Özellikle kurban bayramlarında, kurbanlık koyunların kemikli etlerinin tepsiye döşenmesi, üzerine diğer malzemelerinin ilave edilmesi ve fırına sürülmesi suretiyle çok sık olarak yapılan sinkontanın; yukarıda isimlerini andığım şehirlerimizde, bir zamanlar, çarşı lokantalarında dahi rahatlıkla bulunup yenilebilen bir yemek olduğunu ifade edebiliriz.


Uzun yıllardır İzmir’de yaşıyorum. Sayısız defa Manisa’ya gittim. Defalarca Tire-Ödemiş-Bozdağ-Kiraz’a gezi amaçlı seyahatim oldu. Bugüne dek, karşıma sinkonta çıkmadı. Ki ilgi alanım olması nedeniyle bu konuda dikkatli ve özenliyimdir. Yöresel karakteristiği olan tatları ve lezzetleri özellikle arar, bulur, tercih ederim.


Bu noktada, bu yazının okurlarından istirhamım, ellerindeki bilgi ve tecrübeleri benimle paylaşmalarıdır. Hem buradan yayınlamak, hem de gelecek görüşleri değerlendirmek benim için zevk olacaktır.


Son olarak birtakım teknik detayları sizlerle paylaşmak istiyorum. Sinkonta yemeği genelde koyun etiyle yapılıyor ama zeytinyağlısı da tercih edilebiliyor. Başkaca kullanılan malzemeler ise bal kabağı ya da koyu yeşil renkli Girit kabağı, kuru soğan, dolmalık biber, sarımsak, domates, salça, zeytinyağı, taze nane ya da maydanoz.

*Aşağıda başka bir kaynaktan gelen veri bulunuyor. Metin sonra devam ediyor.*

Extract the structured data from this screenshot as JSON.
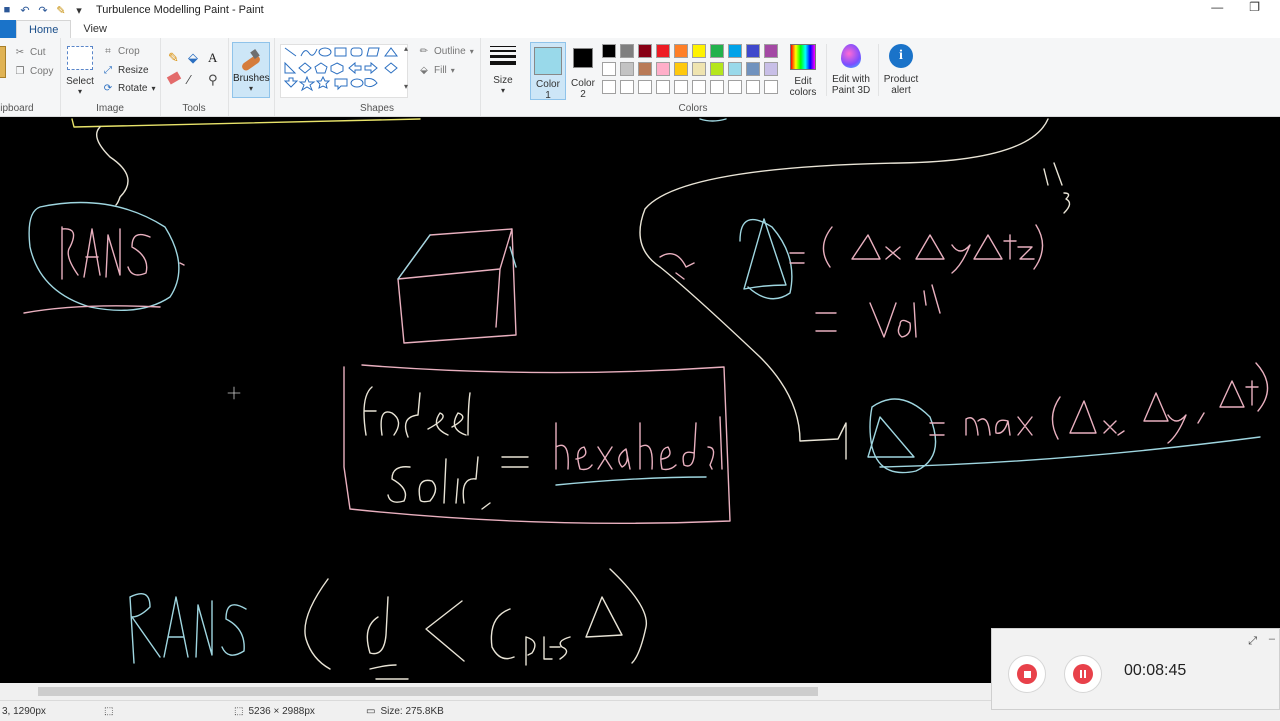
{
  "window": {
    "title": "Turbulence Modelling Paint - Paint",
    "min_glyph": "—",
    "restore_glyph": "❐"
  },
  "tabs": {
    "home": "Home",
    "view": "View"
  },
  "ribbon": {
    "clipboard": {
      "label": "lipboard"
    },
    "image": {
      "label": "Image",
      "select": "Select",
      "crop": "Crop",
      "resize": "Resize",
      "rotate": "Rotate",
      "cut": "Cut",
      "copy": "Copy"
    },
    "tools": {
      "label": "Tools",
      "text_glyph": "A"
    },
    "brushes": {
      "label": "Brushes"
    },
    "shapes": {
      "label": "Shapes",
      "outline": "Outline",
      "fill": "Fill"
    },
    "size": {
      "label": "Size"
    },
    "color1": {
      "line1": "Color",
      "line2": "1",
      "value": "#99d9ea"
    },
    "color2": {
      "line1": "Color",
      "line2": "2",
      "value": "#000000"
    },
    "colors": {
      "label": "Colors",
      "row1": [
        "#000000",
        "#7f7f7f",
        "#880015",
        "#ed1c24",
        "#ff7f27",
        "#fff200",
        "#22b14c",
        "#00a2e8",
        "#3f48cc",
        "#a349a4"
      ],
      "row2": [
        "#ffffff",
        "#c3c3c3",
        "#b97a57",
        "#ffaec9",
        "#ffc90e",
        "#efe4b0",
        "#b5e61d",
        "#99d9ea",
        "#7092be",
        "#c8bfe7"
      ],
      "row3": [
        "#ffffff",
        "#ffffff",
        "#ffffff",
        "#ffffff",
        "#ffffff",
        "#ffffff",
        "#ffffff",
        "#ffffff",
        "#ffffff",
        "#ffffff"
      ]
    },
    "edit_colors": {
      "line1": "Edit",
      "line2": "colors"
    },
    "paint3d": {
      "line1": "Edit with",
      "line2": "Paint 3D"
    },
    "product_alert": {
      "line1": "Product",
      "line2": "alert"
    }
  },
  "statusbar": {
    "cursor_pos": "3, 1290px",
    "dimensions": "5236 × 2988px",
    "size": "Size: 275.8KB"
  },
  "recorder": {
    "time": "00:08:45"
  }
}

Fırın tepsisinin altı etlerle döşeniyor. Üzerine biber, soğan ve kabaklar halka halka doğranıp diziliyor. Sarımsaklar, dişler halinde aralara serpiştiriliyor. En üste de domatesler dilimlenip döşeniyor.


Yağ, salça, tuz ve su ile yapılan meyane, tepsinin üzerinde gezdiriliyor. Aşırı sıcak olmayan fırına, tepsi sürülüyor. Hafif pembeleşene kadar malzemeler, pişmeleri sağlanıyor.


Fırından alınan tepsinin üzerine taze nane ya da maydanoz serpiştirilerek servis ediliyor.


Anadolu bir deniz, Anadolu bir derya. Ölene dek “<ı>Anadolu’yu keşfettim” demek, yapılabilecek en büyük hata...


@Geçen sene bugün “Bugün Başka Yazı Yazamazdım”: http://blog.milliyet.com.tr/Blog.aspx?BlogNo=12172


@Geçen sene bugün “Ankara’nın Kumsal’ında Vurgun Yerdik”: http://blog.milliyet.com.tr/Blog.aspx?BlogNo=12203

 
Toplam blog
: 898
: 3759
Kayıt tarihi
: 09.06.06
 
 

İzmir'de yaşıyorum.    Çok uzun yıllar öncesinden başlayıp, hiç ara vermeden bugünlere kada..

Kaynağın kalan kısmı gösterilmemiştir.